I am trying to train a random forest model with sklearn
. I have some original data (x
, y
) that I use to train the RF initially with.
from sklearn.ensemble import RandomForestClassifier
import numpy as np
x = np.random.rand(30,20)
y = np.round(np.random.rand(30))
rf = RandomForestClassifier()
rf.fit(x,y)
Now I get some new data that I want to use to retrain the model, but I want to keep the already existing trees in the rf
untouched. So I set warm_start=True
and add additional trees.
x_new = np.random.rand(5,20)
y_new = np.round(np.random.rand(5))
rf.n_estimators +=100
rf.warm_start = True
rf.fit(x_new,y_new)
So far so good. Everything works. But when I make predictions I get an error:
rf.predict(x)
>>> ValueError: non-broadcastable output operand with shape (30,1) doesn't match the broadcast shape (30,2)
Why does this happen?
This runs fine for me in colab, with the same sklearn version 1.2.2 mentioned.
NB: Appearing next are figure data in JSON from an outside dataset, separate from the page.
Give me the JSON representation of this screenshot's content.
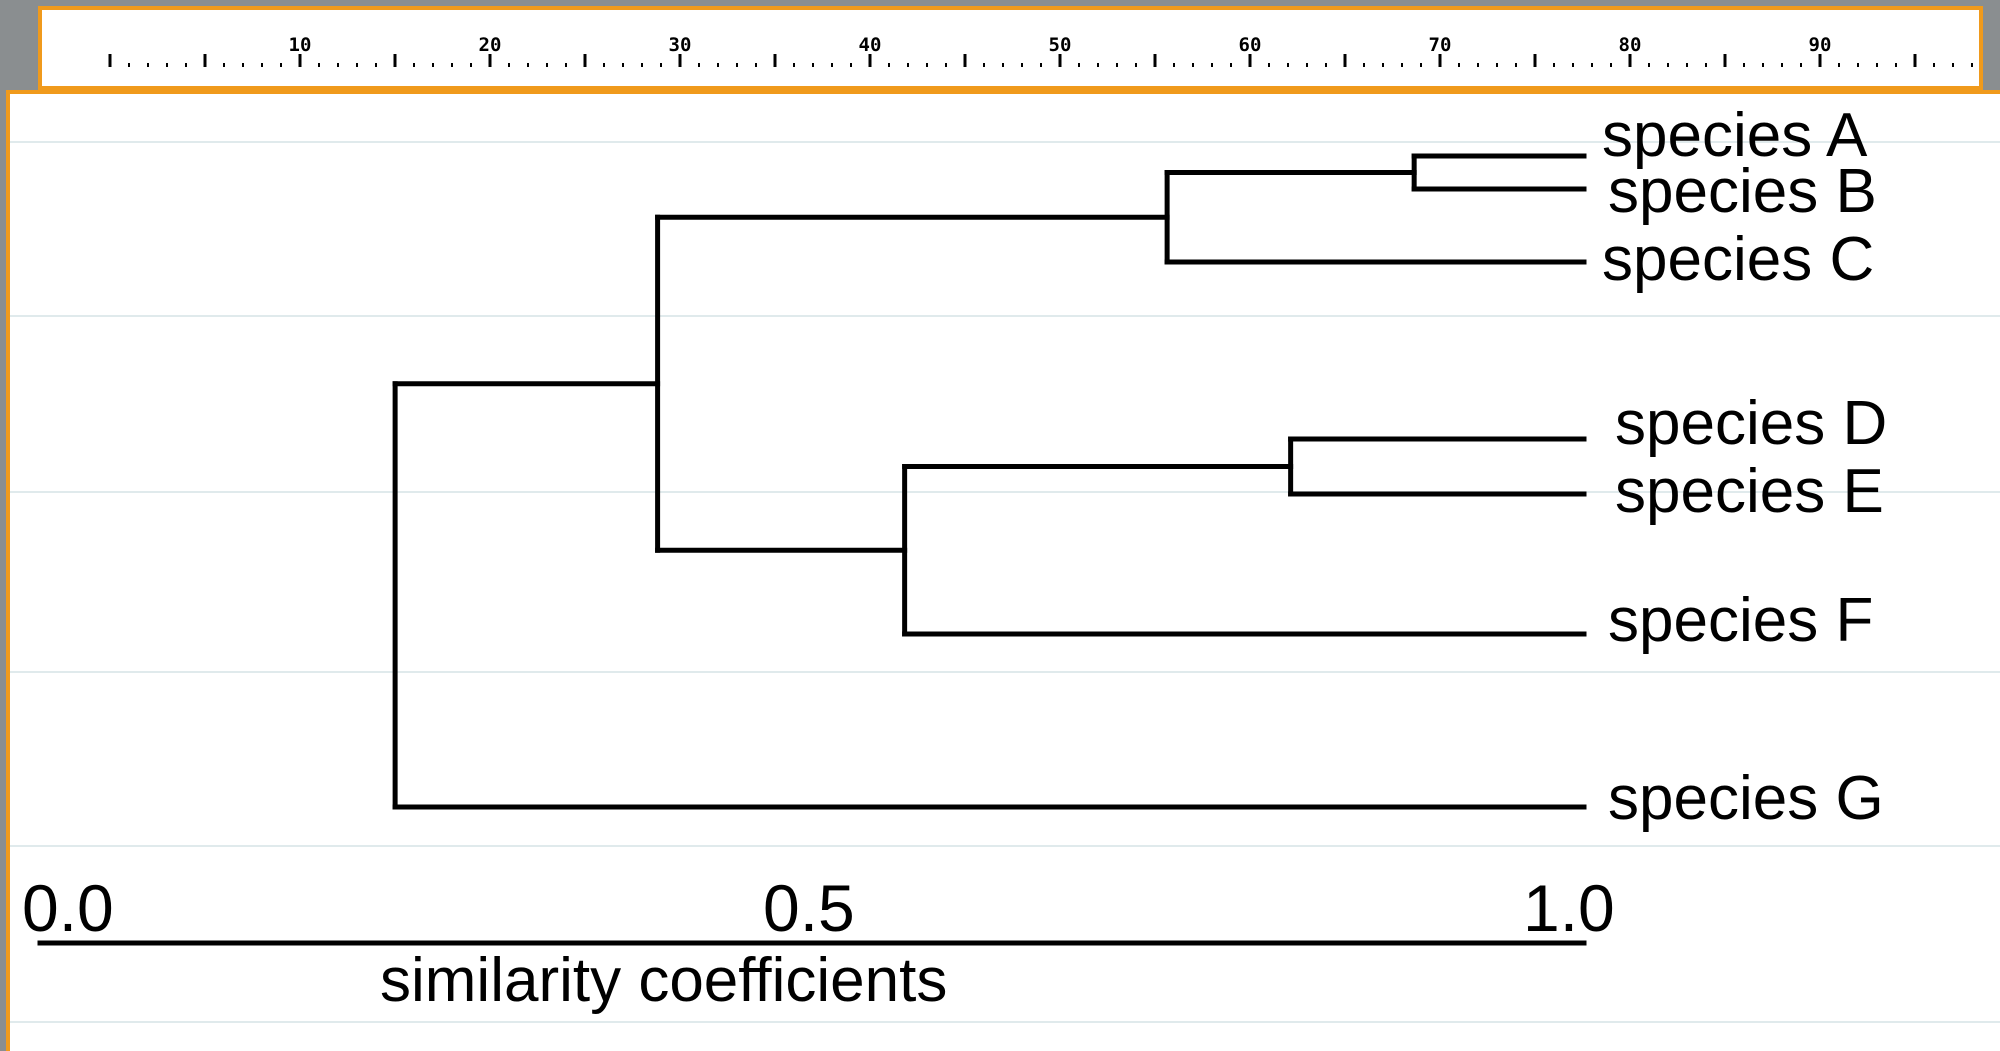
{
  "ruler": {
    "labels": [
      "10",
      "20",
      "30",
      "40",
      "50",
      "60",
      "70",
      "80",
      "90"
    ]
  },
  "dendrogram": {
    "leaves": [
      "species A",
      "species B",
      "species C",
      "species D",
      "species E",
      "species F",
      "species G"
    ],
    "axis": {
      "tick_labels": [
        "0.0",
        "0.5",
        "1.0"
      ],
      "tick_values": [
        0.0,
        0.5,
        1.0
      ],
      "title": "similarity coefficients"
    },
    "merges": [
      {
        "name": "A+B",
        "children": [
          "species A",
          "species B"
        ],
        "similarity": 0.89
      },
      {
        "name": "AB+C",
        "children": [
          "A+B",
          "species C"
        ],
        "similarity": 0.73
      },
      {
        "name": "D+E",
        "children": [
          "species D",
          "species E"
        ],
        "similarity": 0.81
      },
      {
        "name": "DE+F",
        "children": [
          "D+E",
          "species F"
        ],
        "similarity": 0.56
      },
      {
        "name": "ABC+DEF",
        "children": [
          "AB+C",
          "DE+F"
        ],
        "similarity": 0.4
      },
      {
        "name": "root",
        "children": [
          "ABC+DEF",
          "species G"
        ],
        "similarity": 0.23
      }
    ]
  }
}
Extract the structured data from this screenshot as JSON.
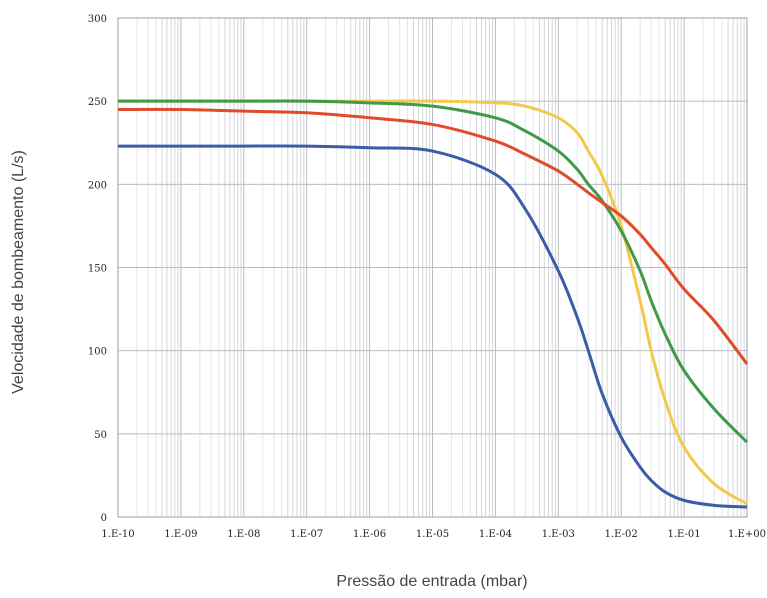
{
  "chart_data": {
    "type": "line",
    "title": "",
    "xlabel": "Pressão de entrada (mbar)",
    "ylabel": "Velocidade de bombeamento (L/s)",
    "x_scale": "log",
    "xlim": [
      1e-10,
      1
    ],
    "ylim": [
      0,
      300
    ],
    "grid": true,
    "x_tick_labels": [
      "1.E-10",
      "1.E-09",
      "1.E-08",
      "1.E-07",
      "1.E-06",
      "1.E-05",
      "1.E-04",
      "1.E-03",
      "1.E-02",
      "1.E-01",
      "1.E+00"
    ],
    "y_tick_labels": [
      "0",
      "50",
      "100",
      "150",
      "200",
      "250",
      "300"
    ],
    "x": [
      1e-10,
      1e-09,
      1e-08,
      1e-07,
      1e-06,
      1e-05,
      0.0001,
      0.0003,
      0.001,
      0.002,
      0.003,
      0.005,
      0.01,
      0.02,
      0.03,
      0.05,
      0.1,
      0.3,
      1
    ],
    "series": [
      {
        "color": "#f2c94c",
        "values": [
          250,
          250,
          250,
          250,
          250,
          250,
          249,
          247,
          240,
          231,
          220,
          205,
          175,
          130,
          100,
          70,
          42,
          20,
          8
        ]
      },
      {
        "color": "#3f9a48",
        "values": [
          250,
          250,
          250,
          250,
          249,
          247,
          240,
          232,
          220,
          209,
          200,
          190,
          172,
          148,
          130,
          110,
          88,
          65,
          45
        ]
      },
      {
        "color": "#e04b2a",
        "values": [
          245,
          245,
          244,
          243,
          240,
          236,
          226,
          218,
          208,
          200,
          195,
          189,
          181,
          170,
          162,
          152,
          137,
          118,
          92
        ]
      },
      {
        "color": "#3c5caa",
        "values": [
          223,
          223,
          223,
          223,
          222,
          220,
          206,
          185,
          148,
          120,
          100,
          74,
          48,
          30,
          22,
          15,
          10,
          7,
          6
        ]
      }
    ]
  }
}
I suspect the issue is similar to what was indicated by the now-deleted answer, as well as Scikit-learn Randomforest with warm_start results (non-broadcastable output ...): one of your datasets (in this case, the y_new
) doesn't have the same classes.
I tested this by setting y_new = np.ones(5)
instead of random, and I get the same error; so I think you were just unlucky and got all ones or all zeros with whatever random seed numpy had when you ran this the first time.